If you visit the Art + Technology Lab this weekend, you'll be invited to participate in artist Annina Rüst's project, A Piece of the Pie Chart. After signing a waiver, you'll pick up your "pie" (really more like a cookie, to ensure a long shelf life) and place it on a sensor that lets the robot know it's there. Next, using a software interface developed by Rüst, you'll peruse a variety of statistics related to the underrepresentation of women in the worlds of art and technology. Choose one, then select the option "put this on a pie"; your pie makes its way down a conveyor belt where, first, it is blasted with a heat gun that causes the white chocolate frosting to melt just enough to adhere a pie chart. A vacuum suction tube powered by robotics customized by Rüst slowly makes its way to the printed pie chart of your choosing, picks it up, and gently places it on the frosting. (My favorite part of the piece is the unexpected moment when the vacuum cleaner suspended overhead switches on with a roar.) The pie continues its journey down the conveyor belt and pauses beneath a camera that snaps its picture, which the robot then sends out to the world via its own Twitter feed. You're not done yet: as the pie comes off the conveyor belt, a label printer spits out a mailing label that includes the address of the site associated with the statistic depicted on your pie. Pop the pie in the box, adhere the mailing label, and you have the option to keep or deliver your pie in protest.
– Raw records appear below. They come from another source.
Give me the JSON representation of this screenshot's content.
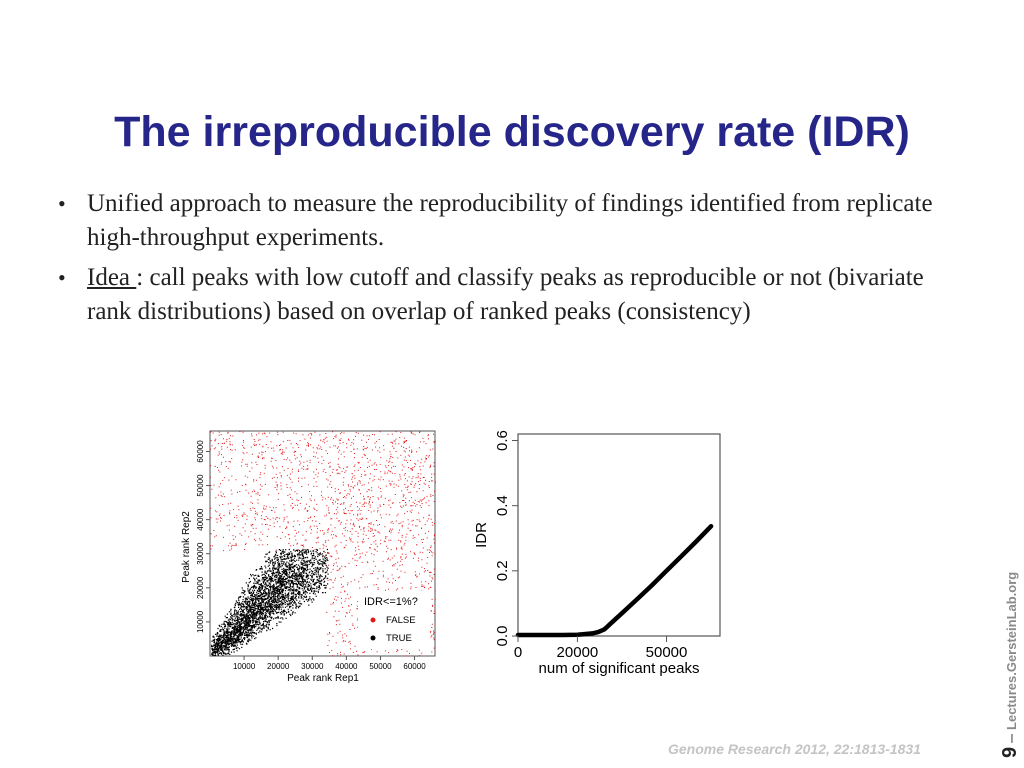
{
  "slide": {
    "title": "The irreproducible discovery rate (IDR)",
    "bullets": [
      {
        "text": "Unified approach to measure the reproducibility of findings identified from replicate high-throughput experiments."
      },
      {
        "lead": "Idea ",
        "text": ": call peaks with low cutoff and classify peaks as reproducible or not (bivariate rank distributions) based on overlap of ranked peaks (consistency)"
      }
    ],
    "citation": "Genome Research 2012, 22:1813-1831",
    "page_number": "9",
    "separator": "–",
    "site": "Lectures.GersteinLab.org"
  },
  "chart_data": [
    {
      "type": "scatter",
      "title": "",
      "xlabel": "Peak rank Rep1",
      "ylabel": "Peak rank Rep2",
      "xticks": [
        "10000",
        "20000",
        "30000",
        "40000",
        "50000",
        "60000"
      ],
      "yticks": [
        "10000",
        "20000",
        "30000",
        "40000",
        "50000",
        "60000"
      ],
      "xlim": [
        0,
        66000
      ],
      "ylim": [
        0,
        66000
      ],
      "legend": {
        "title": "IDR<=1%?",
        "position": "bottom-right",
        "entries": [
          {
            "label": "FALSE",
            "color": "#e31a1c"
          },
          {
            "label": "TRUE",
            "color": "#000000"
          }
        ]
      },
      "series": [
        {
          "name": "FALSE",
          "color": "#e31a1c",
          "description_points": [
            [
              5000,
              60000
            ],
            [
              30000,
              40000
            ],
            [
              60000,
              10000
            ],
            [
              60000,
              60000
            ]
          ]
        },
        {
          "name": "TRUE",
          "color": "#000000",
          "description_points": [
            [
              2000,
              2000
            ],
            [
              15000,
              15000
            ],
            [
              25000,
              25000
            ],
            [
              33000,
              30000
            ]
          ]
        }
      ]
    },
    {
      "type": "line",
      "title": "",
      "xlabel": "num of significant peaks",
      "ylabel": "IDR",
      "xticks": [
        "0",
        "20000",
        "50000"
      ],
      "yticks": [
        "0.0",
        "0.2",
        "0.4",
        "0.6"
      ],
      "xlim": [
        0,
        68000
      ],
      "ylim": [
        0,
        0.62
      ],
      "x": [
        0,
        5000,
        10000,
        15000,
        20000,
        25000,
        27000,
        29000,
        30000,
        32000,
        35000,
        40000,
        45000,
        50000,
        55000,
        60000,
        65000
      ],
      "y": [
        0.003,
        0.003,
        0.003,
        0.003,
        0.004,
        0.008,
        0.012,
        0.02,
        0.028,
        0.045,
        0.07,
        0.112,
        0.155,
        0.2,
        0.245,
        0.29,
        0.337
      ]
    }
  ]
}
I was demonstrating the piece for a group of LACMA supporters just the other night when someone in the crowd asked "Which part of the piece does the artist consider to be the art?" I replied that, if I were to speak for Annina, I would guess that she consider the whole thing to be the work of art - not just the robot, or the pies, but the concept and the performance itself, including the actions that the audience participant might take in distributing the pies to sites of their choosing.
In a hands-on feminist data collection and visualization workshop that she ran along with fellow artist Micol Hebron last weekend, Rüst introduced artist and activist Ann Isolde, who took part in protests at LACMA in the early 1970s. Isolde noted that, historically, feminist activists have often used humor to capture and focus attention. Rüst's piece is no different; people often laugh while the robot is doing its thing, aspects of which are amusing and adorable. But the pie charts tell a story about gender imbalance that is no laughing matter.